Banks are among the many financial institutions that purchased residential and commercial mortgage-backed securities over the past few years. Many of them were purchased as triple-A securities but have recently been downgraded.

Initially in the financial crisis the downgraded securities were backed by subprime mortgages, but now downgrades are occurring on securities backed by prime loans.

These securities had very few losses, if any, over the previous 15 years (essentially, since their invention), so losses have taken many investors, including banks, by surprise.

For regulatory capital purposes, a downgrade of a triple-A security can be disastrous. Unlike with other triple-A securities, many of the recent downgrades have been several notches, including from triple-A to triple-C. Instead of being treated with a risk capital weighting of 20%, they now need dollar-for-dollar reserves.

Despite the downgrades, there may be substantial value still in these securities. The rating agencies cover "first dollar of loss", so a large security may be downgraded even if the amount of loss it will ultimately incur is minor. For those backed by prime loans, recoveries may be expected to be significantly higher than for similarly rated "junk" corporate unsecured debt, where pennies on the dollar may be received in a bankruptcy proceeding after considerable delay.

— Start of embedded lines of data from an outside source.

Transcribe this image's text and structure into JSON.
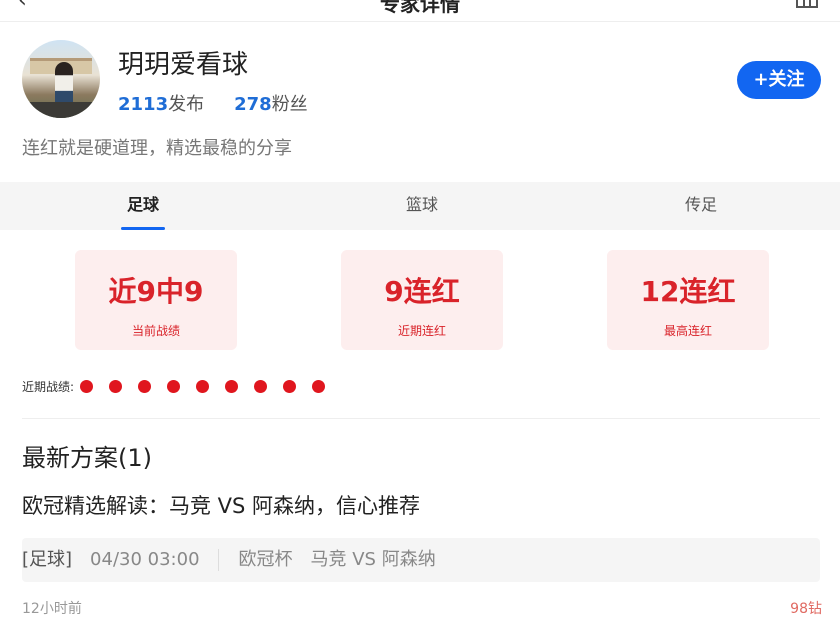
{
  "topbar": {
    "title": "专家详情",
    "back_icon": "back-arrow-icon",
    "tool_icon": "shop-icon"
  },
  "profile": {
    "name": "玥玥爱看球",
    "posts_count": "2113",
    "posts_label": "发布",
    "fans_count": "278",
    "fans_label": "粉丝",
    "follow_label": "+关注",
    "bio": "连红就是硬道理，精选最稳的分享"
  },
  "tabs": [
    {
      "label": "足球",
      "active": true
    },
    {
      "label": "篮球",
      "active": false
    },
    {
      "label": "传足",
      "active": false
    }
  ],
  "stats": [
    {
      "value": "近9中9",
      "label": "当前战绩"
    },
    {
      "value": "9连红",
      "label": "近期连红"
    },
    {
      "value": "12连红",
      "label": "最高连红"
    }
  ],
  "recent": {
    "label": "近期战绩:",
    "results": [
      "win",
      "win",
      "win",
      "win",
      "win",
      "win",
      "win",
      "win",
      "win"
    ]
  },
  "plans": {
    "title": "最新方案(1)",
    "items": [
      {
        "title": "欧冠精选解读：马竞 VS 阿森纳，信心推荐",
        "tag": "[足球]",
        "time": "04/30 03:00",
        "league": "欧冠杯",
        "match": "马竞 VS 阿森纳",
        "posted": "12小时前",
        "price": "98钻"
      }
    ]
  },
  "colors": {
    "accent": "#1266f1",
    "red": "#d9232a",
    "card_bg": "#fdeeee"
  }
}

To give an example, suppose a bank bought a triple-A security backed by prime mortgages with a principal balance of $80 million.

There is still $85 million of collateral in the deal. The rating agencies expect losses on the remaining collateral to be $10 million, so they downgrade the security to triple-C. However, the triple-A security is first priority, so all principal coming in on the collateral is paying it down.

Clearly, a portion of the bond has an implicit or hidden rating higher than the rating on the entire security.

Resecuritization is a way to isolate the higher-rated portion of a downgraded security. If, in our example, the $80 million MBS were deposited into a resecuritization trust, and a $50 million senior security and a $30 million subordinate one were created, it may be possible to obtain a higher rating on the senior piece. If a triple-A rating could be obtained on the senior piece, then the liquidity position and the regulatory capital treatment of a bank holding such a security would be greatly improved.

Resecuritization is not in any way deceptive. In fact, it more accurately shows what the bank holds in its portfolio. When the initial transaction was conducted, clearly the bond could have been broken into several subordinated pieces, each rated triple-A. Given that the transaction has performed significantly worse than expected, that should not prevent the creation of a triple-A cash flow with a high likelihood of recovery.

Resecuritization structures are varied — sometimes they are re-Remics, and sometimes grantor trust or owner trusts are used, depending on the structure and whether the security was a real estate mortgage investment conduit interest or a bond from a debt-for-tax transaction. Multiple tranches or exchangeable securities can be created to slice up the security so that there would be no further need to resecuritize. Accounting issues and legal issues are involved, but they are not insurmountable.

Many banks and other financial institutions have taken advantage of resecuritization to restructure securities held in portfolio or held for other reasons. In particular, given the level of regulatory capital relief which may be obtained, it is a particularly attractive option for distressed banks with concerns in this area.